Deborah asintió —S-si... pero no necesito, no quiero que me ames de vuelta. Tan solo déjame amarte, y todo estará bien para mí. Solo eso quiero.

—Oh, Deborah, qué ingenua eres –habló Helen arremedando la manera en la que ella la había llamado alguna vez en una carta anterior–. Yo siempre te he dejado amarme, de hecho, es lo que más he querido desde el momento en que me enamoré de ti.

Deborah no creía lo que acababa de escuchar.

—¿Q-qué? –finalmente alzó su vista.

Helen asintió. —Te he amado desde que tenía 16 años, Deb. Desde que me consolaste luego de que me dejasen plantada en mi primera cita con un patán desgraciado del que luego me enteré tenía otras 3 novias más.

Helén rió al recordar lo último. "A veces los hombres se pasan" pensó.

—E-entonces... –tartamudeó Deborah incorporándose nuevamente– ¿Serías mi novia?

—Con gusto "Ella" –aceptó levantándose también.

—Oh, amada mía –Deborah suspiró.

Y ambas se fundieron en un dulce beso, lleno del más puro y desenfrenado amor que podrían imaginar.

Y desde la puerta del salón un chico, al que le decían Fer, y una chica, llamada Perla; espiaban a la feliz pareja. Perla con una sonrisa en la cara y Fer con una mueca.

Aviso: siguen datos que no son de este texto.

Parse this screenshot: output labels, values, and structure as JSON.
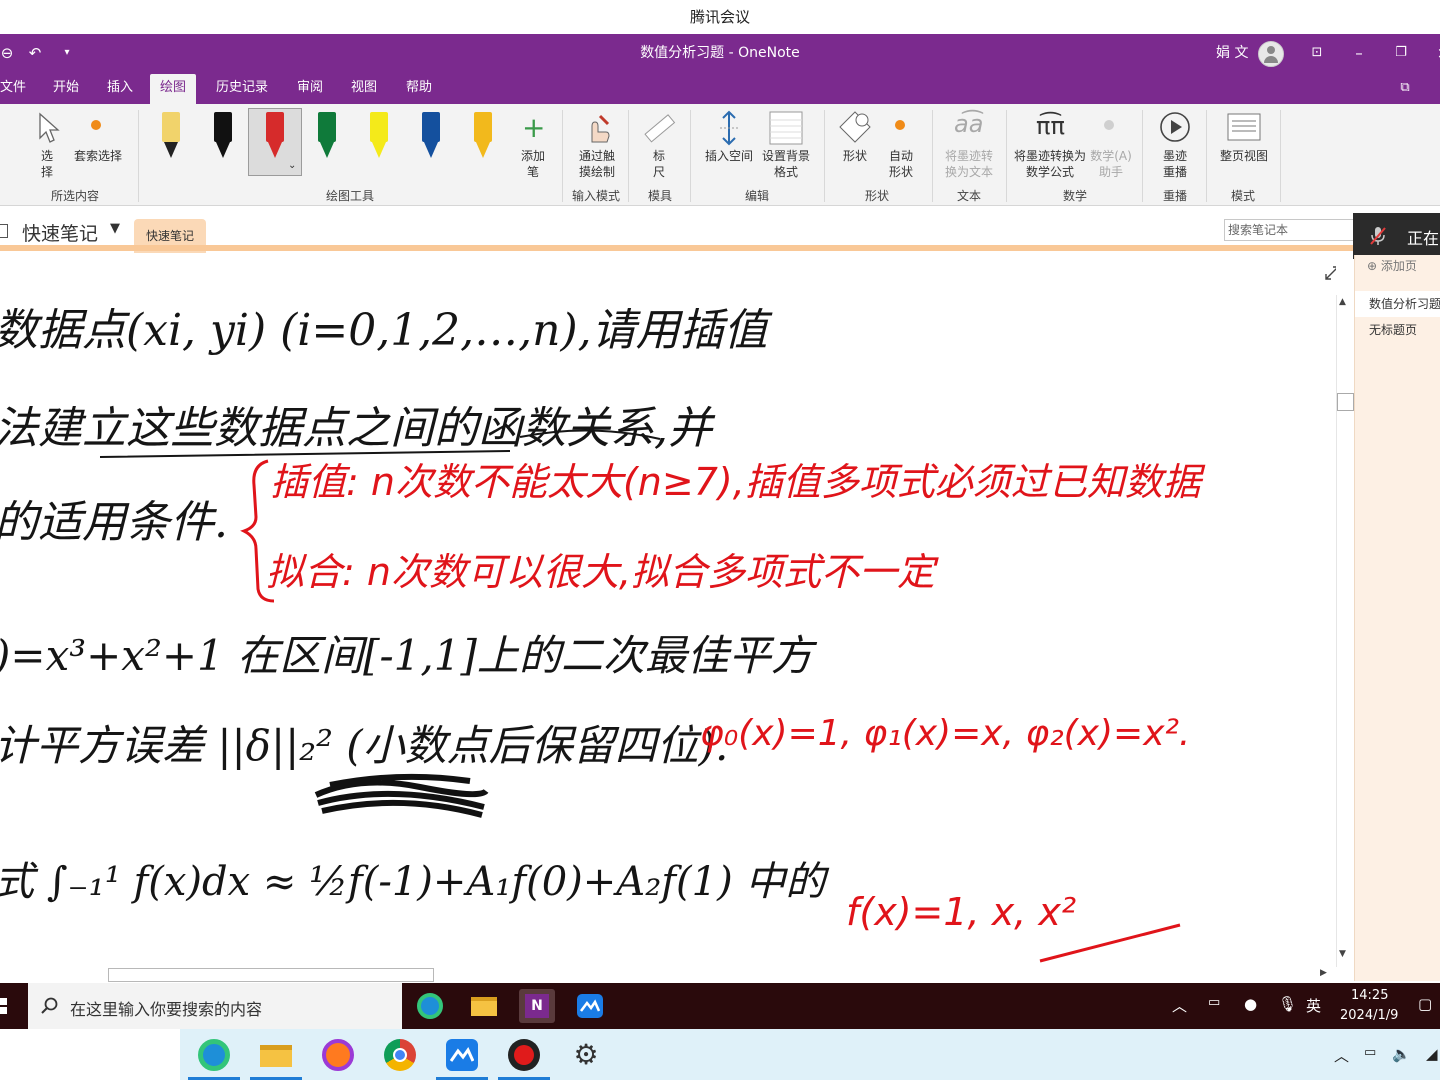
{
  "outer_window": {
    "title": "腾讯会议"
  },
  "titlebar": {
    "title": "数值分析习题 - OneNote",
    "user": "娟 文"
  },
  "menu": {
    "tabs": [
      "文件",
      "开始",
      "插入",
      "绘图",
      "历史记录",
      "审阅",
      "视图",
      "帮助"
    ],
    "active": "绘图"
  },
  "ribbon": {
    "select": "选择",
    "lasso": "套索选择",
    "group_selection": "所选内容",
    "group_tools": "绘图工具",
    "add_pen": "添加笔",
    "touch_draw": "通过触摸绘制",
    "group_input": "输入模式",
    "ruler": "标尺",
    "group_ruler": "模具",
    "insert_space": "插入空间",
    "bg_format": "设置背景格式",
    "group_edit": "编辑",
    "shapes": "形状",
    "auto_shape": "自动形状",
    "group_shapes": "形状",
    "ink_to_text": "将墨迹转换为文本",
    "group_text": "文本",
    "ink_to_math": "将墨迹转换为数学公式",
    "math_assist": "数学(A)助手",
    "group_math": "数学",
    "ink_replay": "墨迹重播",
    "group_replay": "重播",
    "page_view": "整页视图",
    "group_mode": "模式",
    "pen_colors": [
      "#f1d36b",
      "#111111",
      "#d62b2b",
      "#0f7a3a",
      "#f4ea1a",
      "#14509e",
      "#f2b91c"
    ]
  },
  "notebook": {
    "name": "快速笔记",
    "section": "快速笔记",
    "search_placeholder": "搜索笔记本"
  },
  "mic_tile": {
    "text": "正在"
  },
  "pages": {
    "add_page": "添加页",
    "items": [
      "数值分析习题",
      "无标题页"
    ],
    "selected": 0
  },
  "taskbar": {
    "search_placeholder": "在这里输入你要搜索的内容",
    "time": "14:25",
    "date": "2024/1/9",
    "ime": "英"
  },
  "ink": {
    "black_lines": [
      "数据点(xi, yi) (i=0,1,2,…,n),请用插值",
      "法建立这些数据点之间的函数关系,并",
      "的适用条件.",
      ")=x³+x²+1 在区间[-1,1]上的二次最佳平方",
      "计平方误差 ||δ||₂² (小数点后保留四位).",
      "式 ∫₋₁¹ f(x)dx ≈ ½f(-1)+A₁f(0)+A₂f(1) 中的"
    ],
    "red_lines": [
      "插值: n次数不能太大(n≥7),插值多项式必须过已知数据",
      "拟合: n次数可以很大,拟合多项式不一定",
      "φ₀(x)=1, φ₁(x)=x, φ₂(x)=x².",
      "f(x)=1, x, x²"
    ]
  }
}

—Te lo dije, te dije que era Deb. Quiero mis veinte dólares.

—¡Veinte! –se quejó Fer– ¡Habíamos dicho diez!

—Si, dijimos diez si no era Deborah y aumentamos la apuesta cuando tú intentaste hacer que todo eso de la supuesta acosadora parase. Ahora, mis veinte.

El chico, a regañadientes, sacó su billetera y de ésta un billete de veinte dólares que se lo dió a la chica.

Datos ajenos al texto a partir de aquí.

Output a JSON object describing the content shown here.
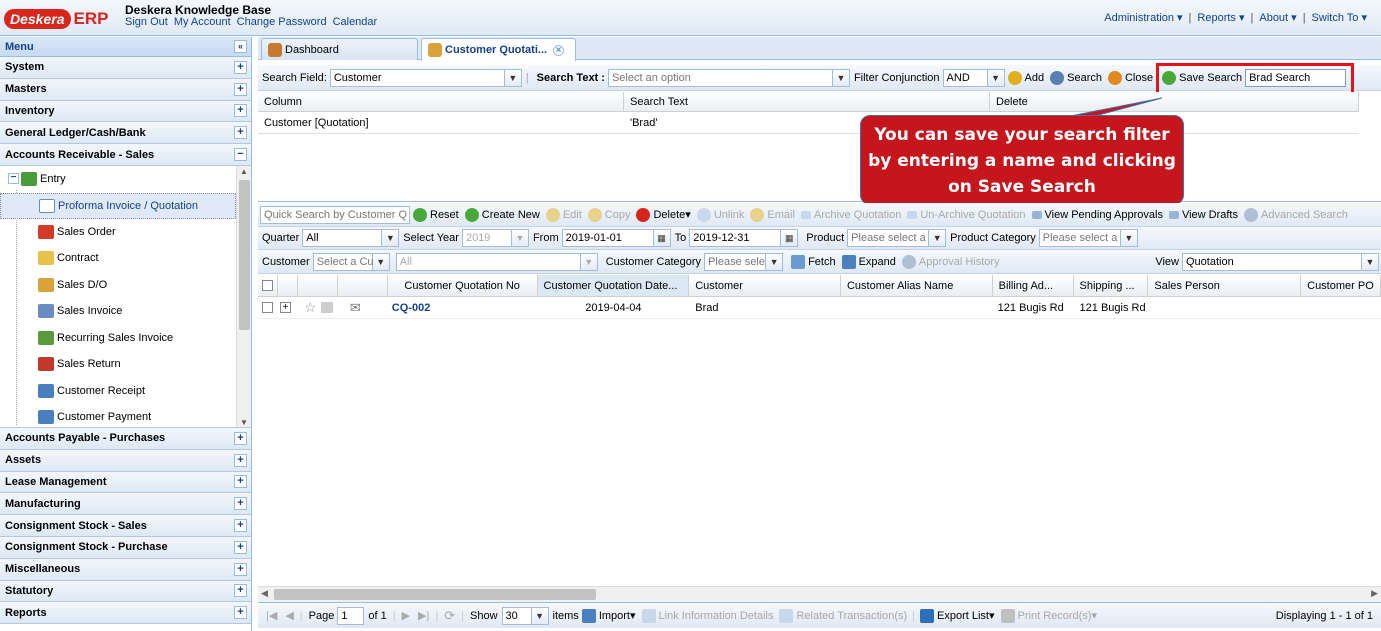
{
  "header": {
    "logo_text": "Deskera",
    "logo_erp": "ERP",
    "title": "Deskera Knowledge Base",
    "links": [
      "Sign Out",
      "My Account",
      "Change Password",
      "Calendar"
    ],
    "right_links": [
      "Administration",
      "Reports",
      "About",
      "Switch To"
    ]
  },
  "sidebar": {
    "menu_label": "Menu",
    "top_sections": [
      "System",
      "Masters",
      "Inventory",
      "General Ledger/Cash/Bank",
      "Accounts Receivable - Sales"
    ],
    "tree_root": "Entry",
    "tree_items": [
      "Proforma Invoice / Quotation",
      "Sales Order",
      "Contract",
      "Sales D/O",
      "Sales Invoice",
      "Recurring Sales Invoice",
      "Sales Return",
      "Customer Receipt",
      "Customer Payment"
    ],
    "bottom_sections": [
      "Accounts Payable - Purchases",
      "Assets",
      "Lease Management",
      "Manufacturing",
      "Consignment Stock - Sales",
      "Consignment Stock - Purchase",
      "Miscellaneous",
      "Statutory",
      "Reports"
    ]
  },
  "tabs": [
    "Dashboard",
    "Customer Quotati..."
  ],
  "search_bar": {
    "field_label": "Search Field:",
    "field_value": "Customer",
    "text_label": "Search Text :",
    "text_placeholder": "Select an option",
    "conj_label": "Filter Conjunction",
    "conj_value": "AND",
    "add": "Add",
    "search": "Search",
    "close": "Close",
    "save_search": "Save Search",
    "save_name": "Brad Search"
  },
  "filter_table": {
    "headers": [
      "Column",
      "Search Text",
      "Delete"
    ],
    "rows": [
      [
        "Customer [Quotation]",
        "'Brad'",
        ""
      ]
    ]
  },
  "callout": [
    "You can save your search filter",
    "by entering a name and clicking",
    "on Save Search"
  ],
  "toolbar": {
    "quick_search": "Quick Search by Customer Q",
    "reset": "Reset",
    "create_new": "Create New",
    "edit": "Edit",
    "copy": "Copy",
    "delete": "Delete",
    "unlink": "Unlink",
    "email": "Email",
    "archive": "Archive Quotation",
    "unarchive": "Un-Archive Quotation",
    "pending": "View Pending Approvals",
    "drafts": "View Drafts",
    "advanced": "Advanced Search"
  },
  "filters1": {
    "quarter_label": "Quarter",
    "quarter_value": "All",
    "year_label": "Select Year",
    "year_value": "2019",
    "from_label": "From",
    "from_value": "2019-01-01",
    "to_label": "To",
    "to_value": "2019-12-31",
    "product_label": "Product",
    "product_placeholder": "Please select a",
    "category_label": "Product Category",
    "category_placeholder": "Please select a"
  },
  "filters2": {
    "customer_label": "Customer",
    "customer_placeholder": "Select a Cu",
    "all_value": "All",
    "cust_cat_label": "Customer Category",
    "cust_cat_placeholder": "Please sele",
    "fetch": "Fetch",
    "expand": "Expand",
    "approval": "Approval History",
    "view_label": "View",
    "view_value": "Quotation"
  },
  "grid": {
    "headers": [
      "Customer Quotation No",
      "Customer Quotation Date...",
      "Customer",
      "Customer Alias Name",
      "Billing Ad...",
      "Shipping ...",
      "Sales Person",
      "Customer PO"
    ],
    "rows": [
      {
        "no": "CQ-002",
        "date": "2019-04-04",
        "customer": "Brad",
        "alias": "",
        "billing": "121 Bugis Rd",
        "shipping": "121 Bugis Rd",
        "sales": "",
        "po": ""
      }
    ]
  },
  "pager": {
    "page_label": "Page",
    "page_value": "1",
    "of_label": "of 1",
    "show_label": "Show",
    "show_value": "30",
    "items_label": "items",
    "import": "Import",
    "link_info": "Link Information Details",
    "related": "Related Transaction(s)",
    "export": "Export List",
    "print": "Print Record(s)",
    "displaying": "Displaying 1 - 1 of 1"
  }
}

—Te salió cara la felicidad de tus mejores amigas, ¿no? –preguntó Fer con ironía.

—Cállate, niño. Yo de todos modos sabía desde hacía tiempo que esas dos se amaban con locura.

—¿Y por qué no dijiste nada?

—No me correspondía –se encogió de hombros–, bueno. Me tengo que ir, le diré a la profesora que Helen se sintió mal y que Deborah la acompañó a la enfermería. Chao.

Y mientras los espías se retiraban del lugar, las dos tortolitas se abrazaban sonrientes, olvidando completamente el mundo exterior.